Wayne Pearce OAM

Personal information
- Full name: Wayne John Pearce
- Born: 29 March 1960 (age 66) Balmain, New South Wales, Australia

Playing information
- Height: 180 cm (5 ft 11 in)
- Weight: 89 kg (14 st 0 lb)
- Position: Lock, Second-row
Club
| Years | Team | Pld | T | G | FG | P |
| 1980–90 | Balmain Tigers | 193 | 33 | 0 | 0 | 123 |
Representative
| Years | Team | Pld | T | G | FG | P |
| 1983–88 | New South Wales | 16 | 3 | 0 | 0 | 12 |
| 1982–88 | Australia | 19 | 6 | 0 | 0 | 21 |
| 1983–88 | NSW City | 6 | 1 | 0 | 0 | 4 |

Coaching information
Club
| Years | Team | Gms | W | D | L | W% |
| 1994–99 | Balmain Tigers | 158 | 55 | 1 | 101 | 35 |
| 2000 | Wests Tigers | 26 | 11 | 2 | 13 | 42 |
|  | Total | 184 | 66 | 3 | 114 | 36 |
Representative
| Years | Team | Gms | W | D | L | W% |
| 1999–01 | New South Wales | 9 | 5 | 1 | 3 | 56 |
- Source:
- Relatives: Mitchell Pearce (son)

= Wayne Pearce =

Australia international rugby league footballer

Wayne John Pearce (born 29 March 1960 in Balmain, New South Wales) is an Australian former professional rugby league footballer and coach.

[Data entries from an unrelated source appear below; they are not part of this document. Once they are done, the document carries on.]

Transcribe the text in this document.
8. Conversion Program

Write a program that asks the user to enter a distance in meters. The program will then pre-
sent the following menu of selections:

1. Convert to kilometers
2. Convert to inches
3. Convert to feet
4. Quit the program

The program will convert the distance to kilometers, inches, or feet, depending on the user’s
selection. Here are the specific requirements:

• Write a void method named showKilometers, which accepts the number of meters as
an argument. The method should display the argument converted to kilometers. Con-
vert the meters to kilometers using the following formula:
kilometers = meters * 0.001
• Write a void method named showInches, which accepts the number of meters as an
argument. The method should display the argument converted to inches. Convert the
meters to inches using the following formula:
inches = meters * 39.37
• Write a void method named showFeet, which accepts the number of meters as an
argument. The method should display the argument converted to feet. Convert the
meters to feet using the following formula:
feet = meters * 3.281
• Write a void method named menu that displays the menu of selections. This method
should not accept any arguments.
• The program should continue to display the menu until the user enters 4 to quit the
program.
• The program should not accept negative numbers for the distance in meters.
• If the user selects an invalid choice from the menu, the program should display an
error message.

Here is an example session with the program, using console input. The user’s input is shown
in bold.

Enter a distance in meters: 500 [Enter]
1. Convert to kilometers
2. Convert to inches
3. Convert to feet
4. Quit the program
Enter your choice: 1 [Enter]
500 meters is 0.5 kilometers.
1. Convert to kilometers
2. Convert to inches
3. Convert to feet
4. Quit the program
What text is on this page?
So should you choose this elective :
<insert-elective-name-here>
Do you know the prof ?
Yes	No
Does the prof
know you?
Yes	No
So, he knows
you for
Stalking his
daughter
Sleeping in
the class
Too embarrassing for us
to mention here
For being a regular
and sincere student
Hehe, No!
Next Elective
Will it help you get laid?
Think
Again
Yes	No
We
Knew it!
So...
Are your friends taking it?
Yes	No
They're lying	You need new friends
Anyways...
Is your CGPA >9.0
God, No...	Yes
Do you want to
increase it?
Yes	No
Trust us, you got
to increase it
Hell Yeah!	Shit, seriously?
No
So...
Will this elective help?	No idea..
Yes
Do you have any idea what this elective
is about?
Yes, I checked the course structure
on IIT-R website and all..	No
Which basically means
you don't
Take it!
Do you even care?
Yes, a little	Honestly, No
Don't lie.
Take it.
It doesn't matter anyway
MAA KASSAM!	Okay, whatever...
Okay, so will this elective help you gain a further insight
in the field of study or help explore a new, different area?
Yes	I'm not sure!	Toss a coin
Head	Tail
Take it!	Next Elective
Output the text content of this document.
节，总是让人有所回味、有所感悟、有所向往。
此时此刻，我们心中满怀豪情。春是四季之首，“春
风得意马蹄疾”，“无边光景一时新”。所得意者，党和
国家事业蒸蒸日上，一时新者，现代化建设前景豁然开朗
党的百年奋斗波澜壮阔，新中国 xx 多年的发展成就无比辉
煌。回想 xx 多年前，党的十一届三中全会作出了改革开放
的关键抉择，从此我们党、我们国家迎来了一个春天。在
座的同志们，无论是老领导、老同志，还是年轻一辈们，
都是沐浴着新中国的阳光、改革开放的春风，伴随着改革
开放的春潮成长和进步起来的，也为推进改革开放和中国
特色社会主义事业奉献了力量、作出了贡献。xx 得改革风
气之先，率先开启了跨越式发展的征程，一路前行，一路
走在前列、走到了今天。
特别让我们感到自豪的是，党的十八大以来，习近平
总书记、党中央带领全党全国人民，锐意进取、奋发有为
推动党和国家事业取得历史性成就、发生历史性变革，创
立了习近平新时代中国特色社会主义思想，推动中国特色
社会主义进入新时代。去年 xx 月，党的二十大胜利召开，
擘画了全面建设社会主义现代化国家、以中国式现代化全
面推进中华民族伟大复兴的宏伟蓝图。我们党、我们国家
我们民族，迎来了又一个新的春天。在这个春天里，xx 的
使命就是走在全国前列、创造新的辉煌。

A for the Balmain Tigers, he was known as Junior. Pearce represented New South Wales in the State of Origin Series as well as the Australian national rugby league team. Pearce also made an appearance the 1988 Australian television movie The First Kangaroos, which depicted the 1908–09 Kangaroo tour of Great Britain.

==Coaching career==
Pearce took over as Balmain coach in 1994, and coached Balmain for six seasons before they merged with the Western Suburbs Magpies. In 2000, Pearce became the inaugural coach of the Wests Tigers but stepped down after one season. Pearce also coached New South Wales for three seasons and in 2000 led New South Wales to a clean sweep winning the series 3–0. In 2001, Pearce coached NSW in what would prove to be his last series. His last game in charge resulted in a 40–14 defeat by Queensland.

==Accolades==
In February 2008, Pearce was named in the list of Australia's 100 Greatest Players (1908–2007), which was commissioned by the NRL and ARL to celebrate the code's centenary year in Australia.

==Personal life==
Pearce attended Ibrox Park Boys' High School (later renamed Leichhardt High School), now Sydney Secondary College Leichhardt Campus.

His son Mitchell Pearce is a former rugby league player.